Alimente-se de 3 em 3 horas, com fracionamento de 6 refeições ao dia. Isso ajuda a regular o metabolismo basal.
Inclua na sua alimentação diária alimentos ricos em fibras, como vegetais folhosos, frutas, cereais integrais (aveia, farelo de trigo, linhaça, barrinha de cereal...), dentre outros. Controlam o intestino e faz bem ao coração.
Inicie as refeições principais (almoço e jantar) comendo a salada. Contém pouca caloria e as fibras presentes promovem maior saciedade.Lembre-se o quanto mais colorida, maior é a variedade de vitaminas e minerais. A deficiencia dos mesmos pode acarretar sérios danos à saúde.
A ingestão diária de líquidos deve atingir no mínimo 2 litros. É importante para hidratação do corpo e o bom funcionamento dos rins e intestino.
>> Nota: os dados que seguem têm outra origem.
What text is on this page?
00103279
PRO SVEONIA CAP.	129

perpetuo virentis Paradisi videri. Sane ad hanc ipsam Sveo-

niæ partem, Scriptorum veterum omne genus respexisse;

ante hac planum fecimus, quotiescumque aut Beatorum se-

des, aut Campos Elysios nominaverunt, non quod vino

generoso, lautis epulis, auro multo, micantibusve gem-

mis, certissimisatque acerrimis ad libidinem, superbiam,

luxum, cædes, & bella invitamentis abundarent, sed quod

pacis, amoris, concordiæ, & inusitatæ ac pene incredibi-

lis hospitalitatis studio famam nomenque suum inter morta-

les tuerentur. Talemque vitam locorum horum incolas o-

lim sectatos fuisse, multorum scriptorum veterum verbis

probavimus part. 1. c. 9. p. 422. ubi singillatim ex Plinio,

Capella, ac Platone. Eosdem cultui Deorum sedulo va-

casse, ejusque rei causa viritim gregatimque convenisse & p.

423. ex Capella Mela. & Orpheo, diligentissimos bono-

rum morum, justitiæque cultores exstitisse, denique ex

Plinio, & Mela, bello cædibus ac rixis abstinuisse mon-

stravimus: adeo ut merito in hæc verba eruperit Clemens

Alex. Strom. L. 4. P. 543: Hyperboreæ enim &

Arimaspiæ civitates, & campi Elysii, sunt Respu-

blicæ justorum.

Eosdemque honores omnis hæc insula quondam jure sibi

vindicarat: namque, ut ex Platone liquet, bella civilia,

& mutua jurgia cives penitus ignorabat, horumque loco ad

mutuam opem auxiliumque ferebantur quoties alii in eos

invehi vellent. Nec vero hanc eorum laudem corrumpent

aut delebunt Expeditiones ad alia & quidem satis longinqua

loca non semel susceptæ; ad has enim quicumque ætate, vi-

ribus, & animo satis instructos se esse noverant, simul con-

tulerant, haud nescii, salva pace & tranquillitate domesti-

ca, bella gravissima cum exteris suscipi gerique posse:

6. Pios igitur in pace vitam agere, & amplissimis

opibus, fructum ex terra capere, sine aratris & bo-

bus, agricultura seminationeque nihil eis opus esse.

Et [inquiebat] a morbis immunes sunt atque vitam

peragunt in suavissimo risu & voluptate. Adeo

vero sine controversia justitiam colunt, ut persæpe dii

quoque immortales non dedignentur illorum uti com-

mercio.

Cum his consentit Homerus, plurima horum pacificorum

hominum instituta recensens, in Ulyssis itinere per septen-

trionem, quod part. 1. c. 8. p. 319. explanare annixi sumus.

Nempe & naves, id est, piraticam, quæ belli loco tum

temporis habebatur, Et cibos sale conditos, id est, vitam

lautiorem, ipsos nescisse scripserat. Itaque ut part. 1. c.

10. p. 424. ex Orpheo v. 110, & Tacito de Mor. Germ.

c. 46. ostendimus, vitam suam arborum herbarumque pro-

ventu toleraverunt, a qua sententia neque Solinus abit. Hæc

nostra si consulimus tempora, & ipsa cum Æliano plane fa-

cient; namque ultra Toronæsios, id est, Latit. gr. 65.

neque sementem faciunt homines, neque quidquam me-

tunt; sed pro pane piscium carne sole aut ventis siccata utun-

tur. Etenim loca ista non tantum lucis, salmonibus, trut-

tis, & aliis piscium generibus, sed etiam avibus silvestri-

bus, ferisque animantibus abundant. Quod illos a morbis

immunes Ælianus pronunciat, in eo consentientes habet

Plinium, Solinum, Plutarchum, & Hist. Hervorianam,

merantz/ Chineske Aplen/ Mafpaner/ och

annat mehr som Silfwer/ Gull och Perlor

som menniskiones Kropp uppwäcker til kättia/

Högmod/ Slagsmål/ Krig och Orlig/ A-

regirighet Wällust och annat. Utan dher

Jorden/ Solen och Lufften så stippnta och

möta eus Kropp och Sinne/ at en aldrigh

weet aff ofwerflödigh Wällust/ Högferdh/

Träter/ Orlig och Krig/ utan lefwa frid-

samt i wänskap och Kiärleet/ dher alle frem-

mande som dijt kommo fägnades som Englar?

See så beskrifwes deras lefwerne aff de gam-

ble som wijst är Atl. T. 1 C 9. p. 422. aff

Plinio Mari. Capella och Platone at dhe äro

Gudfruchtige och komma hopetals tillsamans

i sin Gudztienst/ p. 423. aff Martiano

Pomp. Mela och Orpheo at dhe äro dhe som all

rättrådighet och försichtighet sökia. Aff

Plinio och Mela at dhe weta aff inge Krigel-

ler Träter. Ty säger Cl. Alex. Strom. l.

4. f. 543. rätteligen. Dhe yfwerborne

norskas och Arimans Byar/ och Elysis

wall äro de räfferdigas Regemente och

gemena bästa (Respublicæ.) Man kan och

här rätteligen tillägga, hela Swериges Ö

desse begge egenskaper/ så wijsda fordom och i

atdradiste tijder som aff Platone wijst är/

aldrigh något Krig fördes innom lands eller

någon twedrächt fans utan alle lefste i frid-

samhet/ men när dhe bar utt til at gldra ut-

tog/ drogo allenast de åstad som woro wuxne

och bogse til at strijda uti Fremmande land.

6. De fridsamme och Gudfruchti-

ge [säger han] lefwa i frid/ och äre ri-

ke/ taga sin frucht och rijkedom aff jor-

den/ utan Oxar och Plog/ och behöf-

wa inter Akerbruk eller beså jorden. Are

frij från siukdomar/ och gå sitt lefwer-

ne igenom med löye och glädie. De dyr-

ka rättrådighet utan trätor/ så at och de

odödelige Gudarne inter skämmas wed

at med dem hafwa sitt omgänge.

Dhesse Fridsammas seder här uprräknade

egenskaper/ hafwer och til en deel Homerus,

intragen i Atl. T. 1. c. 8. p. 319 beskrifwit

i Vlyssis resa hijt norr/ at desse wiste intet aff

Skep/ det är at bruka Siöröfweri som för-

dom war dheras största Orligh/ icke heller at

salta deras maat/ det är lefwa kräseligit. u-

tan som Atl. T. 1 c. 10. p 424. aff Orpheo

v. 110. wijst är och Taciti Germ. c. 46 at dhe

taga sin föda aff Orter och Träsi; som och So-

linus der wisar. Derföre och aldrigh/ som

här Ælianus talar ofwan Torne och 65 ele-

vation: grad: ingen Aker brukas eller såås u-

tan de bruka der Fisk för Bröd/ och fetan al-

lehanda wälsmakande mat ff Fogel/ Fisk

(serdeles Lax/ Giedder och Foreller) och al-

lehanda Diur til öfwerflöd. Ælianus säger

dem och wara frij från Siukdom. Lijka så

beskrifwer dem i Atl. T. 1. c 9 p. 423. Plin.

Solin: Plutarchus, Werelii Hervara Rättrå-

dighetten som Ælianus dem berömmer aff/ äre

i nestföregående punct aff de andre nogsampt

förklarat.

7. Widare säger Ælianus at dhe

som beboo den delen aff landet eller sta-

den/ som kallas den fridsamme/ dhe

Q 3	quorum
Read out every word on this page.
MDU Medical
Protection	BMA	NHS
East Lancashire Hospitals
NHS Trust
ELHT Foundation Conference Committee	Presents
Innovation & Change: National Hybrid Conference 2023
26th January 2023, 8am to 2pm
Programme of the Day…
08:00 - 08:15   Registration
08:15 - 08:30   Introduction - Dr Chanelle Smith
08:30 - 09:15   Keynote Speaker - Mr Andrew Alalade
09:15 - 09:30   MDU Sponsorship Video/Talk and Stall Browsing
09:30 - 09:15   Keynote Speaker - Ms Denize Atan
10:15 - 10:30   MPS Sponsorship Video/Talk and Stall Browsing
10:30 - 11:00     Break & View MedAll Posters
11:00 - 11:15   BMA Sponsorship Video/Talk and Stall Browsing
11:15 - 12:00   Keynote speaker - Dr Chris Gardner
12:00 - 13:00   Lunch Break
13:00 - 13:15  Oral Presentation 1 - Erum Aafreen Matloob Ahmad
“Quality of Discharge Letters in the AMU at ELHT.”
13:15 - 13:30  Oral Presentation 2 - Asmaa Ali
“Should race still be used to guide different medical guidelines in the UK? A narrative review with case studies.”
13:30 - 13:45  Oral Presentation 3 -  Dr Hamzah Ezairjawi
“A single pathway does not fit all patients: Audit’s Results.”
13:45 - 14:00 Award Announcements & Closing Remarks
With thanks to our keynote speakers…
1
Prefira sucos naturais. Não é necessário acrescentar açúcar. Os refrescos de pacote (industrializados) contém muitos conservantes, corantes e outras substâncias que podem comprometer a saúde. Portanto, devem ser evitados.
Evite alimentos gordurosos como frituras, embutidos, Dê preferência aos assados, grelhados e cozidos. Procure consumir carnes mais magras, como peixe, frango (peito), peru, patinho e contra-filé. Retire toda pele, gordura aparente e para qualquer alimentos, não exagere no óleo. O excesso de gordura na alimentação causa mal ao coração, aumento de peso, dentre outras doenças.
Sal faz mal para o coração, por isso evite-o. Fuja de alimentos enlatados, sazon, knorr, salgadinhos de pacote e outros ricos em sal. Não acrescente sal aos alimentos como a salada. Inclua alimentos como cebolinha, salsa, orégano, louro, suco de limão para temperar a refeição, eles também são saborosos!!
Cuidado com o consumo abusivo de doces (açúcar, balas, chocolates, refrigerantes, biscoitos recheados, tortas, etc.). Deixe-os para ocasioões especiais, mas não se esqueça da moderação. Doce em excesso eleva a glicemia, pode provocar Diabetes Mellitus.
Pequenas mudanças... Grande resultados!!